Following the exploits of Underwood and his equally machiavellian wife Claire (Robin Wright), House Of Cards has been a remarkable success through four previous seasons; a centre of focus since the platform’s expansion into producing its own original content several years ago. Cards’ popularity was an early validation of digital streaming platforms creating their own content, and the numerous awards it won has only further incentivized the change in business model.
2017 was more than just the premiere date of season five for House Of Cards, although it would be nice if that was the most notable thing to happen; it was also mere months after one of the most major events in modern history, the vitriolic 2016 presidential campaign and the resulting election of Donald Trump.
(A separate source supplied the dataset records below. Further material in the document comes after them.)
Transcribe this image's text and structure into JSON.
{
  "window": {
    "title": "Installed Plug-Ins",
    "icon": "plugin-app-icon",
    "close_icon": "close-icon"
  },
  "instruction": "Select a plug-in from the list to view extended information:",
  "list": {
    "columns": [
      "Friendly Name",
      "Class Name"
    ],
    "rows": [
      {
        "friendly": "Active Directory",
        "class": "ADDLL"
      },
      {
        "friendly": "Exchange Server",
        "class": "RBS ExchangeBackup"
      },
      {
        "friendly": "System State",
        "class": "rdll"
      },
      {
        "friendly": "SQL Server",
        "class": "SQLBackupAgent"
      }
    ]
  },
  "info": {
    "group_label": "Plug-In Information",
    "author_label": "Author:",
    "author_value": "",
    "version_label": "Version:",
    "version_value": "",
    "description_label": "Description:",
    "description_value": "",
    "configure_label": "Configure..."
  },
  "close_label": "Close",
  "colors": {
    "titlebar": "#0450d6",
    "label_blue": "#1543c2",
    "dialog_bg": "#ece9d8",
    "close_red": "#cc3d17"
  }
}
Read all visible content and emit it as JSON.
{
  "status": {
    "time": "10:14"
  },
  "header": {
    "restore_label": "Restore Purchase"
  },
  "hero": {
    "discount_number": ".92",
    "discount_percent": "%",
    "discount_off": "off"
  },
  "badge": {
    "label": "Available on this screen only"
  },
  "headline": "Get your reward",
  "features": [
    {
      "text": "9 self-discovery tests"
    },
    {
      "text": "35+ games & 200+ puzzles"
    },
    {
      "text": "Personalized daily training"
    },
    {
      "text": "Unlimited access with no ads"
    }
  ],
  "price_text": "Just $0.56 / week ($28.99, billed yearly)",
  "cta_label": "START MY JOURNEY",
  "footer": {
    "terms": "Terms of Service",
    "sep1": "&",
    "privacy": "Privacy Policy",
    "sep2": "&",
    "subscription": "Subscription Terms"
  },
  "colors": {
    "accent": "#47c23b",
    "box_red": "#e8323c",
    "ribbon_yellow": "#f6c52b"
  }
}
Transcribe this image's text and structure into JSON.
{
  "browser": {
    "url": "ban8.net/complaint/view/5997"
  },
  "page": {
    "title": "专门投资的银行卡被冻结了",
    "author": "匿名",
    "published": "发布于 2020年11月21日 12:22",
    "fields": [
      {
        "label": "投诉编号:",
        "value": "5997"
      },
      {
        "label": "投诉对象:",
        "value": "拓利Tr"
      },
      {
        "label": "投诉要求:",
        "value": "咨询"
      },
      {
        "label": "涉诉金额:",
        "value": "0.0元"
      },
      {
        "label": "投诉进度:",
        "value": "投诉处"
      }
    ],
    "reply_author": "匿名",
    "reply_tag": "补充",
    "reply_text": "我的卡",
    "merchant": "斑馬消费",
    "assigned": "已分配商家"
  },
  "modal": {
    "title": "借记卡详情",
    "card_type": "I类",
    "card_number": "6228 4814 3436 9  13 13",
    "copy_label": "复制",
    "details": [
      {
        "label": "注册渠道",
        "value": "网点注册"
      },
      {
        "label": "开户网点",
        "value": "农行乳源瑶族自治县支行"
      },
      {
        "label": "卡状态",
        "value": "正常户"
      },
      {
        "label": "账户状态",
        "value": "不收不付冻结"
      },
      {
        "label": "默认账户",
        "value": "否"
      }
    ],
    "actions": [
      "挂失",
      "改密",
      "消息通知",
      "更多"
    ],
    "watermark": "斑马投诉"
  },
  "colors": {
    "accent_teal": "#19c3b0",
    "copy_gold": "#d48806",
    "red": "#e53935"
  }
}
Guaranteed to be studied at length by future historians, it could be argued that it would be irresponsible not to capture some of the cultural zeitgeist.
Capture, they did: in 13 tightly packed episodes of slightly varying length, echoes of reality can be found strewn throughout, in places both expected and not. The parallels are haunting at times, when scenes of protest or discontentment can be seen in the show that mirror the present. Crowds jeering “Not My President” and “Never Underwood” punctuate monologues about power and corruption. Eerie dread begins to take hold as all-too-familiar protests against tyranny are not taken seriously at all by Francis himself; the protesters may as well not exist. If connections can be drawn between Underwood and another highly controversial (but unfortunately non-fictional) president, is this one of them? Do we really have any say?
Manipulation and mayhem are Underwood’s specialty, but Spacey uses a mastered Southern drawl to take hold of the viewer despite their repulsion. Alternatively menacing and persuasive in full, Underwood can leave the audience cheering him on, even if every celebration tastes of bitter regret. The Underwoods are the protagonists for a reason; everything they do is alluring. As forces work to unseat them from the throne they so cleverly captured, viewers continue to be seduced into hoping for their victory, however illogical the desire.
Wright’s Claire Underwood – powerful, manipulative, and calculating – is the picture perfect equal to her husband. Similarly, Wright’s performance is as strong as Spacey’s. Every action, word, and intonation is deliberate, and Wright controls a room without being nearly as forceful or domineering as Spacey. Different styles to the same result, their acting mirrors the personalities of their characters.
With a few rushed episodes near the end that confuse character motivations, the season shies away from perfection, but only minutely. It manages to be greater than the sum of its already incredibly valuable and talented parts.